How FDP Connects to Facility Data

FDP makes it possible to access fusion data from multiple facilities through a unified interface. This is done using a federated system built on the Pelican platform, which supports scalable, secure data sharing through a network of cache servers.

Federated data architecture of the Fusion Data Platform, showing origin services at fusion facilities, federated caches using Pelican, and data access by internal workflows via XRootD.

Where the Data Comes From

Each fusion facility runs an origin service, which acts as the official source for its experimental data. These services expose data directly from the facility’s storage systems—including legacy formats like MDSplus and PTDATA—without needing to copy the files somewhere else.

To keep existing tools working smoothly, FDP makes this data available through the XRootD POSIX interface. That means older software can access data using standard file operations, while still benefiting from the performance and transparency of Pelican’s caching system.

How Caching Works

Pelican uses a tiered caching system. Data is copied from origin servers to caches that are closer to where users and compute resources are located. These caches use content-based identifiers so that the right data can be fetched reliably and efficiently.

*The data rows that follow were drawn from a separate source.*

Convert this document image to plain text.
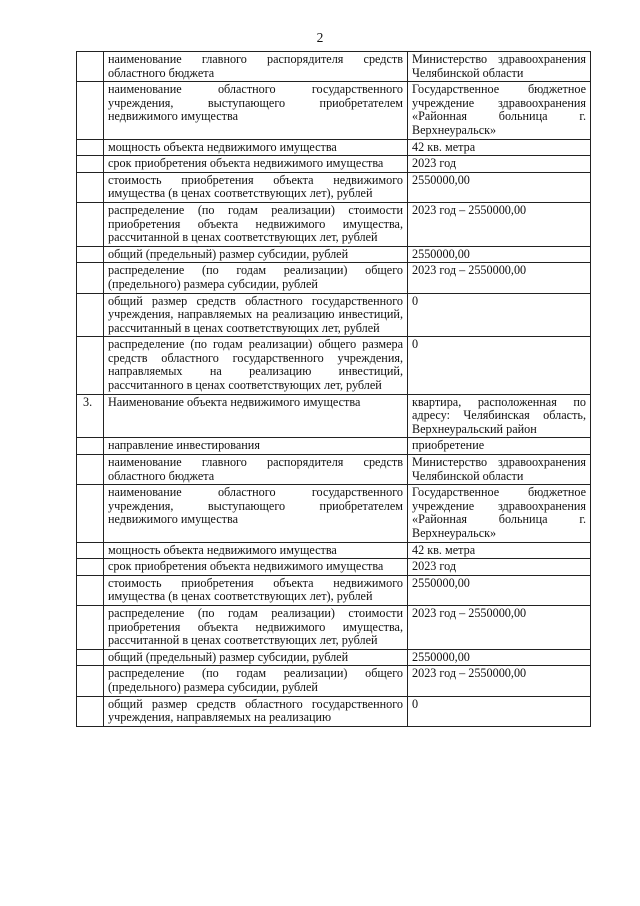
2
	наименование главного распорядителя средств областного бюджета	Министерство здравоохранения Челябинской области
	наименование областного государственного учреждения, выступающего приобретателем недвижимого имущества	Государственное бюджетное учреждение здравоохранения «Районная больница г. Верхнеуральск»
	мощность объекта недвижимого имущества	42 кв. метра
	срок приобретения объекта недвижимого имущества	2023 год
	стоимость приобретения объекта недвижимого имущества (в ценах соответствующих лет), рублей	2550000,00
	распределение (по годам реализации) стоимости приобретения объекта недвижимого имущества, рассчитанной в ценах соответствующих лет, рублей	2023 год – 2550000,00
	общий (предельный) размер субсидии, рублей	2550000,00
	распределение (по годам реализации) общего (предельного) размера субсидии, рублей	2023 год – 2550000,00
	общий размер средств областного государственного учреждения, направляемых на реализацию инвестиций, рассчитанный в ценах соответствующих лет, рублей	0
	распределение (по годам реализации) общего размера средств областного государственного учреждения, направляемых на реализацию инвестиций, рассчитанного в ценах соответствующих лет, рублей	0
3.	Наименование объекта недвижимого имущества	квартира, расположенная по адресу: Челябинская область, Верхнеуральский район
	направление инвестирования	приобретение
	наименование главного распорядителя средств областного бюджета	Министерство здравоохранения Челябинской области
	наименование областного государственного учреждения, выступающего приобретателем недвижимого имущества	Государственное бюджетное учреждение здравоохранения «Районная больница г. Верхнеуральск»
	мощность объекта недвижимого имущества	42 кв. метра
	срок приобретения объекта недвижимого имущества	2023 год
	стоимость приобретения объекта недвижимого имущества (в ценах соответствующих лет), рублей	2550000,00
	распределение (по годам реализации) стоимости приобретения объекта недвижимого имущества, рассчитанной в ценах соответствующих лет, рублей	2023 год – 2550000,00
	общий (предельный) размер субсидии, рублей	2550000,00
	распределение (по годам реализации) общего (предельного) размера субсидии, рублей	2023 год – 2550000,00
	общий размер средств областного государственного учреждения, направляемых на реализацию	0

At analysis sites (like supercomputers), a local cache automatically retrieves requested data from facility origins. Tools like TokSearch pull data through this mechanism so users don’t need to manually download files or manage data transfers.

Keeping Access Secure

Access to FDP’s federated data is protected by token-based authentication using SciTokens. This makes sure only authorized users can access private datasets and that access is logged and traceable. Tokens can be passed along with workflows or through command-line tools so users don’t have to manage login steps for every action.